A rapid method for measurement of ethylene glycol

Abstract

It has been reported that ethylene glycol produces a positive interference in the triglyceride assay on the DuPont aca discrete analyzer. The sensitivity of this method for ethylene glycol was exploited to develop a rapid and convenient method for detecting and quantitating ethylene glycol in serum by the use of a “triglyceride gap.” This method is based on the difference between two different enzymatic triglyceride measurements; the DuPont aca triglyceride measurement, which uses lipase and glycerol dehydrogenase, and a Boehringer Mannheim method, which uses lipase, glycerol kinase, glycerolphosphate oxidase, and peroxidase. Serum pools were spiked with increasing concentrations of ethylene glycol to construct a standard curve (linear to 25 mmol/L). Patient specimens and control sera were analyzed using a one point calibration. Within-run and between-run coefficients of variation (CV) of 1.5, 2.8, 5.8, and 3.2%; 3.4%; and 12.6% were obtained at ethylene glycol concentrations of 20.13, 8.37, and 2.18 mmol/L, respectively.

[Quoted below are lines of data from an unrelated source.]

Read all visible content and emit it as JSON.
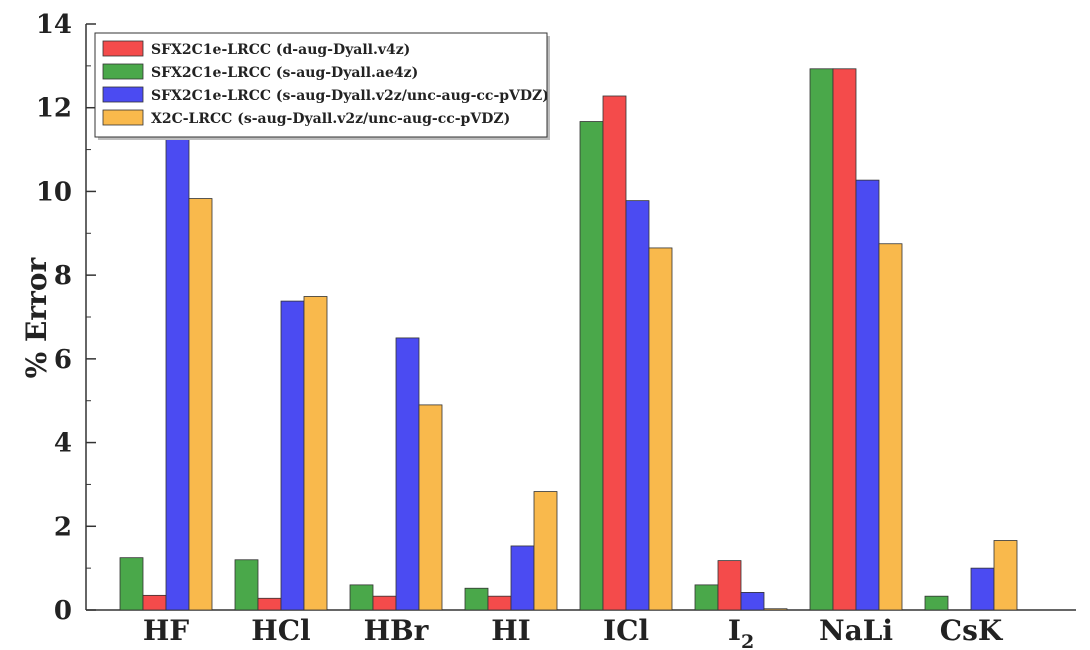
{
  "chart_data": {
    "type": "bar",
    "ylabel": "% Error",
    "xlabel": "",
    "ylim": [
      0,
      14
    ],
    "yticks": [
      0,
      2,
      4,
      6,
      8,
      10,
      12,
      14
    ],
    "categories": [
      {
        "base": "HF",
        "sub": ""
      },
      {
        "base": "HCl",
        "sub": ""
      },
      {
        "base": "HBr",
        "sub": ""
      },
      {
        "base": "HI",
        "sub": ""
      },
      {
        "base": "ICl",
        "sub": ""
      },
      {
        "base": "I",
        "sub": "2"
      },
      {
        "base": "NaLi",
        "sub": ""
      },
      {
        "base": "CsK",
        "sub": ""
      }
    ],
    "legend_position": "top-left",
    "bar_order": [
      1,
      0,
      2,
      3
    ],
    "series": [
      {
        "name": "SFX2C1e-LRCC (d-aug-Dyall.v4z)",
        "color": "#f44b4b",
        "values": [
          0.35,
          0.28,
          0.33,
          0.33,
          12.28,
          1.18,
          12.93,
          0
        ]
      },
      {
        "name": "SFX2C1e-LRCC (s-aug-Dyall.ae4z)",
        "color": "#4aa84a",
        "values": [
          1.25,
          1.2,
          0.6,
          0.52,
          11.67,
          0.6,
          12.93,
          0.33
        ]
      },
      {
        "name": "SFX2C1e-LRCC (s-aug-Dyall.v2z/unc-aug-cc-pVDZ)",
        "color": "#4b4bf2",
        "values": [
          11.25,
          7.38,
          6.5,
          1.53,
          9.78,
          0.42,
          10.27,
          1.0
        ]
      },
      {
        "name": "X2C-LRCC (s-aug-Dyall.v2z/unc-aug-cc-pVDZ)",
        "color": "#f9b94c",
        "values": [
          9.83,
          7.49,
          4.9,
          2.83,
          8.65,
          0.03,
          8.75,
          1.66
        ]
      }
    ]
  }
}
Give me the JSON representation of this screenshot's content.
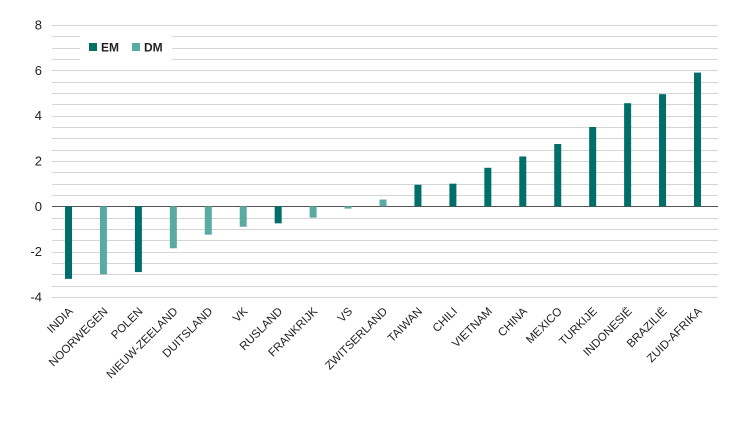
{
  "chart_data": {
    "type": "bar",
    "title": "",
    "xlabel": "",
    "ylabel": "",
    "ylim": [
      -4,
      8
    ],
    "yticks": [
      8,
      6,
      4,
      2,
      0,
      -2,
      -4
    ],
    "ytick_labels": [
      "8",
      "6",
      "4",
      "2",
      "0",
      "-2",
      "-4"
    ],
    "minor_gridline_step": 0.5,
    "legend": {
      "placement": "top-left",
      "entries": [
        {
          "key": "EM",
          "label": "EM",
          "color": "#006f6a"
        },
        {
          "key": "DM",
          "label": "DM",
          "color": "#5aaaa4"
        }
      ]
    },
    "categories": [
      "INDIA",
      "NOORWEGEN",
      "POLEN",
      "NIEUW-ZEELAND",
      "DUITSLAND",
      "VK",
      "RUSLAND",
      "FRANKRIJK",
      "VS",
      "ZWITSERLAND",
      "TAIWAN",
      "CHILI",
      "VIETNAM",
      "CHINA",
      "MEXICO",
      "TURKIJE",
      "INDONESIË",
      "BRAZILIË",
      "ZUID-AFRIKA"
    ],
    "groups": [
      "EM",
      "DM",
      "EM",
      "DM",
      "DM",
      "DM",
      "EM",
      "DM",
      "DM",
      "DM",
      "EM",
      "EM",
      "EM",
      "EM",
      "EM",
      "EM",
      "EM",
      "EM",
      "EM"
    ],
    "values": [
      -3.2,
      -3.0,
      -2.9,
      -1.85,
      -1.25,
      -0.9,
      -0.75,
      -0.5,
      -0.1,
      0.3,
      0.95,
      1.0,
      1.7,
      2.2,
      2.75,
      3.5,
      4.55,
      4.95,
      5.9
    ]
  }
}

The sensitivity of this method is 1.10 mmol/L. Methanol, ethanol, n-propanol, isopropanol, and acetone at 100 mmol/L; 20 mmol/L 1,3-propanediol; and 10 mmol/L glycolic acid, oxalic acid, glyxylic acid, and lactic acid did not interfere in the quantitation of ethylene glycol. High levels (10 mmol/L) of β-hydroxybutyrate and glycerol showed a slight positive interference on the quantitation of ethylene glycol, whereas 10 mmol/L glycoaldehyde caused a substantial overestimation of serum ethylene glycol. The presence of propylene glycol, at levels ranging from 5 to 50 mmol/L, resulted in an underestimation of serum ethylene glycol. Results obtained by our method showed excellent correlation with a gas chromatographic method ( n=56; y =1.05 x − 0.2; π 2=0.984). These results suggest that this method can provide a rapid and convenient alternative to measuring ethylene glycol concentrations by gas chromatography.